Tuesday, April 06, 2010

ObamaCare is Taxing

The White House and the Writedowns

The administration wants companies to ignore known costs and book speculative future savings. That's Enron accounting. Commerce Secretary Gary Locke had it backwards last week when he cited the "hype and overheated rhetoric" of U.S. corporations that have reported large writedowns in response to health-care reform.

In fact, the companies' accounting announcements were written in the most bland prose imaginable. It was the Obama administration that created the controversy by suggesting that these legally required filings were politically motivated. Mr. Locke himself publicly criticized the companies for being "premature" in making these disclosures, even though rules enforced by the Securities and Exchange Commission require immediate disclosure.

The new health-care law contains two sentences that change the tax treatment of a subsidy originally crafted in 2003 when Congress established the Medicare prescription drug program.

As a result, companies must now impose on their financial statements the present value of their entire new future tax liability. The Obama administration's position is a) that the original tax provision was actually a "loophole," and b) that companies are acting irresponsibly by refusing to acknowledge the overall cost savings associated with the new law.

As to the first charge, some historical context is helpful. In 2003 Congress considered enacting either a larger, taxable subsidy or a smaller, nontaxable one. From both the perspective of the federal government and the companies receiving the subsidy, the real economic impact would have been identical either way.

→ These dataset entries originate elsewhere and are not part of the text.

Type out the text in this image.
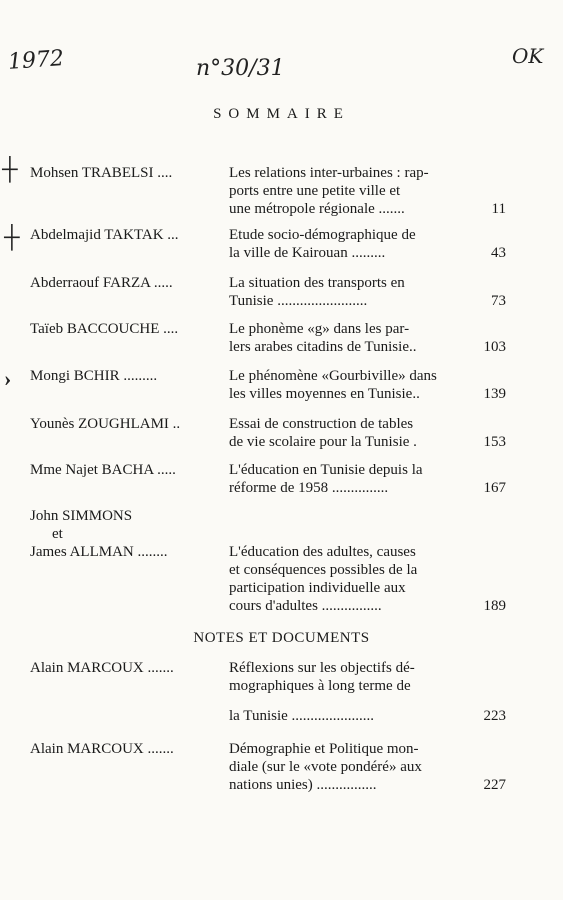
1972	n°30/31	OK
SOMMAIRE
┼
┼
›
Mohsen TRABELSI ....	Les relations inter-urbaines : rap-
ports entre une petite ville et
une métropole régionale .......	11
Abdelmajid TAKTAK ...	Etude socio-démographique de
la ville de Kairouan .........	43
Abderraouf FARZA .....	La situation des transports en
Tunisie ........................	73
Taïeb BACCOUCHE ....	Le phonème «g» dans les par-
lers arabes citadins de Tunisie..	103
Mongi BCHIR .........	Le phénomène «Gourbiville» dans
les villes moyennes en Tunisie..	139
Younès ZOUGHLAMI ..	Essai de construction de tables
de vie scolaire pour la Tunisie .	153
Mme Najet BACHA .....	L'éducation en Tunisie depuis la
réforme de 1958 ...............	167
John SIMMONS
et
James ALLMAN ........	L'éducation des adultes, causes
et conséquences possibles de la
participation individuelle aux
cours d'adultes ................	189
NOTES ET DOCUMENTS
Alain MARCOUX .......	Réflexions sur les objectifs dé-
mographiques à long terme de
la Tunisie ......................	223
Alain MARCOUX .......	Démographie et Politique mon-
diale (sur le «vote pondéré» aux
nations unies) ................	227
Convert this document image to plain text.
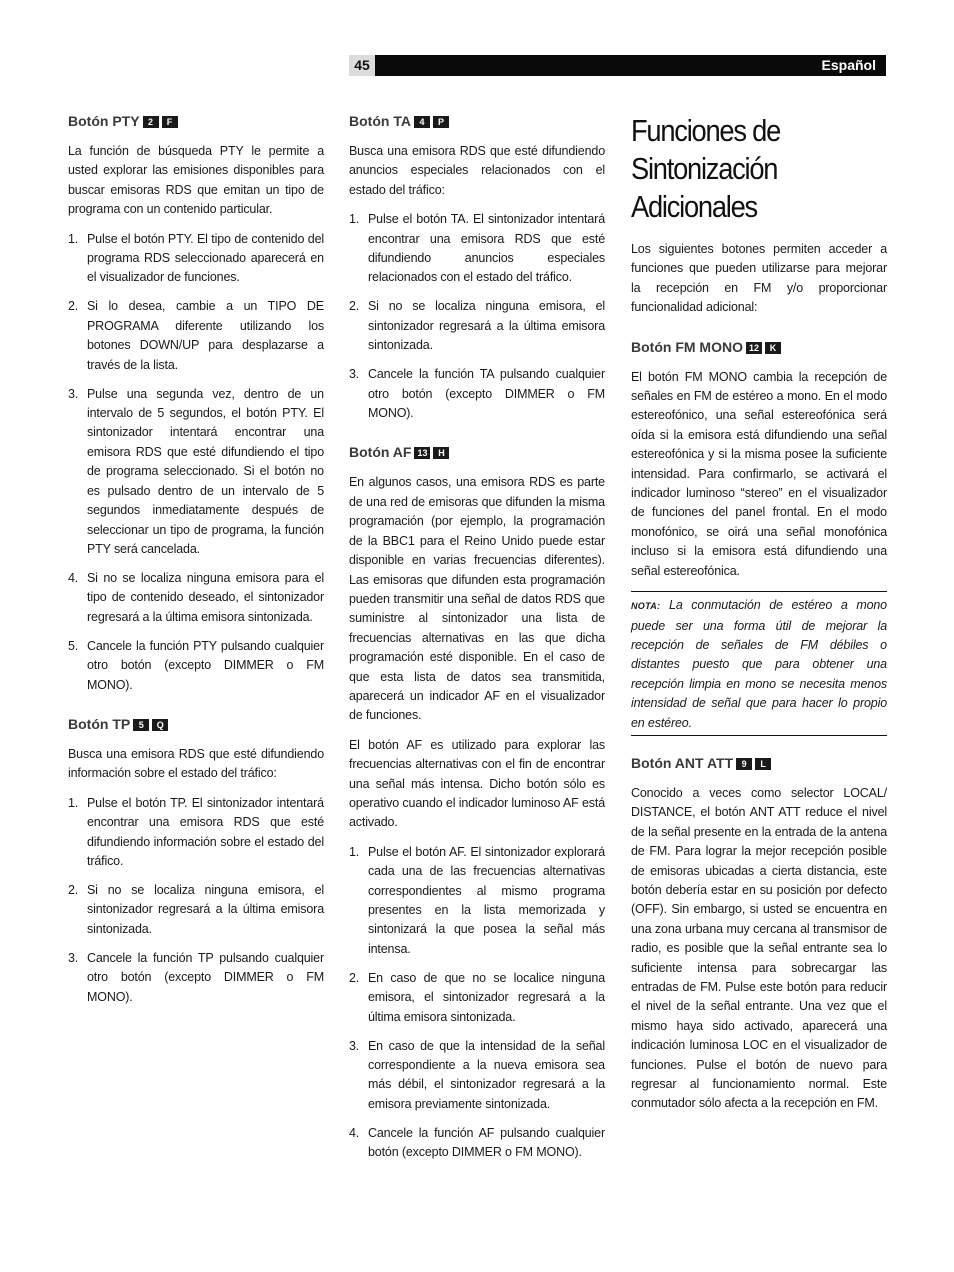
45	Español
Botón PTY 2 F

La función de búsqueda PTY le permite a usted explorar las emisiones disponibles para buscar emisoras RDS que emitan un tipo de programa con un contenido particular.

1. Pulse el botón PTY. El tipo de contenido del programa RDS seleccionado aparecerá en el visualizador de funciones.
2. Si lo desea, cambie a un TIPO DE PROGRAMA diferente utilizando los botones DOWN/UP para desplazarse a través de la lista.
3. Pulse una segunda vez, dentro de un intervalo de 5 segundos, el botón PTY. El sintonizador intentará encontrar una emisora RDS que esté difundiendo el tipo de programa seleccionado. Si el botón no es pulsado dentro de un intervalo de 5 segundos inmediatamente después de seleccionar un tipo de programa, la función PTY será cancelada.
4. Si no se localiza ninguna emisora para el tipo de contenido deseado, el sintonizador regresará a la última emisora sintonizada.
5. Cancele la función PTY pulsando cualquier otro botón (excepto DIMMER o FM MONO).
Botón TP 5 Q

Busca una emisora RDS que esté difundiendo información sobre el estado del tráfico:

1. Pulse el botón TP. El sintonizador intentará encontrar una emisora RDS que esté difundiendo información sobre el estado del tráfico.
2. Si no se localiza ninguna emisora, el sintonizador regresará a la última emisora sintonizada.
3. Cancele la función TP pulsando cualquier otro botón (excepto DIMMER o FM MONO).
Botón TA 4 P

Busca una emisora RDS que esté difundiendo anuncios especiales relacionados con el estado del tráfico:

1. Pulse el botón TA. El sintonizador intentará encontrar una emisora RDS que esté difundiendo anuncios especiales relacionados con el estado del tráfico.
2. Si no se localiza ninguna emisora, el sintonizador regresará a la última emisora sintonizada.
3. Cancele la función TA pulsando cualquier otro botón (excepto DIMMER o FM MONO).
Botón AF 13 H

En algunos casos, una emisora RDS es parte de una red de emisoras que difunden la misma programación (por ejemplo, la programación de la BBC1 para el Reino Unido puede estar disponible en varias frecuencias diferentes). Las emisoras que difunden esta programación pueden transmitir una señal de datos RDS que suministre al sintonizador una lista de frecuencias alternativas en las que dicha programación esté disponible. En el caso de que esta lista de datos sea transmitida, aparecerá un indicador AF en el visualizador de funciones.

El botón AF es utilizado para explorar las frecuencias alternativas con el fin de encontrar una señal más intensa. Dicho botón sólo es operativo cuando el indicador luminoso AF está activado.

1. Pulse el botón AF. El sintonizador explorará cada una de las frecuencias alternativas correspondientes al mismo programa presentes en la lista memorizada y sintonizará la que posea la señal más intensa.
2. En caso de que no se localice ninguna emisora, el sintonizador regresará a la última emisora sintonizada.
3. En caso de que la intensidad de la señal correspondiente a la nueva emisora sea más débil, el sintonizador regresará a la emisora previamente sintonizada.
4. Cancele la función AF pulsando cualquier botón (excepto DIMMER o FM MONO).
Funciones de Sintonización Adicionales

Los siguientes botones permiten acceder a funciones que pueden utilizarse para mejorar la recepción en FM y/o proporcionar funcionalidad adicional:

Botón FM MONO 12 K

El botón FM MONO cambia la recepción de señales en FM de estéreo a mono. En el modo estereofónico, una señal estereofónica será oída si la emisora está difundiendo una señal estereofónica y si la misma posee la suficiente intensidad. Para confirmarlo, se activará el indicador luminoso “stereo” en el visualizador de funciones del panel frontal. En el modo monofónico, se oirá una señal monofónica incluso si la emisora está difundiendo una señal estereofónica.

NOTA: La conmutación de estéreo a mono puede ser una forma útil de mejorar la recepción de señales de FM débiles o distantes puesto que para obtener una recepción limpia en mono se necesita menos intensidad de señal que para hacer lo propio en estéreo.

Botón ANT ATT 9 L

Conocido a veces como selector LOCAL/ DISTANCE, el botón ANT ATT reduce el nivel de la señal presente en la entrada de la antena de FM. Para lograr la mejor recepción posible de emisoras ubicadas a cierta distancia, este botón debería estar en su posición por defecto (OFF). Sin embargo, si usted se encuentra en una zona urbana muy cercana al transmisor de radio, es posible que la señal entrante sea lo suficiente intensa para sobrecargar las entradas de FM. Pulse este botón para reducir el nivel de la señal entrante. Una vez que el mismo haya sido activado, aparecerá una indicación luminosa LOC en el visualizador de funciones. Pulse el botón de nuevo para regresar al funcionamiento normal. Este conmutador sólo afecta a la recepción en FM.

For reasons that entirely served the federal government's peculiar accounting methods, Democratic and Republican lawmakers agreed to the smaller non-taxable subsidy.

Notwithstanding the unusual tax treatment in the original provision, the bottom line is indisputable: The subsidy exists for the express purpose of saving the government money by keeping retirees on company prescription drug plans rather than having them enroll in the Medicare drug plan. Now that Congress has reversed the policy, corporations must report eye-popping charges on their financial statements.

As for the government's assertion that companies are failing to adequately account for all the savings they will enjoy from health-care reform, isn't that exactly the kind of "creative" accounting that got Enron in trouble? Even assuming the administration is right that the various features of the new law will reduce future health costs, it would be highly inappropriate for companies to try to book these speculative future savings.

And if companies did so, wouldn't accuracy dictate that they also take a charge for all of the new law's provisions that could add to health-care costs? Fortunately, accounting rules have meaning because they require reporting things that are known (like the new tax on the drug subsidy) rather than things that are either hoped for or feared but may never come to pass.

The real story here—and the one that is getting little attention—is that the new law will likely result in a change of drug coverage for 1.5 million to two million retirees as they are moved from their employer-sponsored plans, according to a study we commissioned by former Office of Management and Budget official Don Moran. Reasonable people can differ as to whether shifting retirees to the Medicare drug program is good or bad policy. But two things are certain. First, it will cost the federal government more money. Second, employers will be excoriated when it happens.

When an administration is unwilling to accept criticism of two sentences in a 2,700-page law there is a problem. The White House needs to stop being so defensive. Here's a new talking point for Press Secretary Robert Gibbs to try: "Overall, we are very proud of the sweeping legislation we have enacted. But we acknowledge that the drug-subsidy provision is having unintended, negative consequences for companies, and potentially also for retirees and government costs."

Short of admitting that they were repeatedly warned this would happen, the administration and the Democratic leadership in Congress might at least stop accusing companies of hype and inflated rhetoric.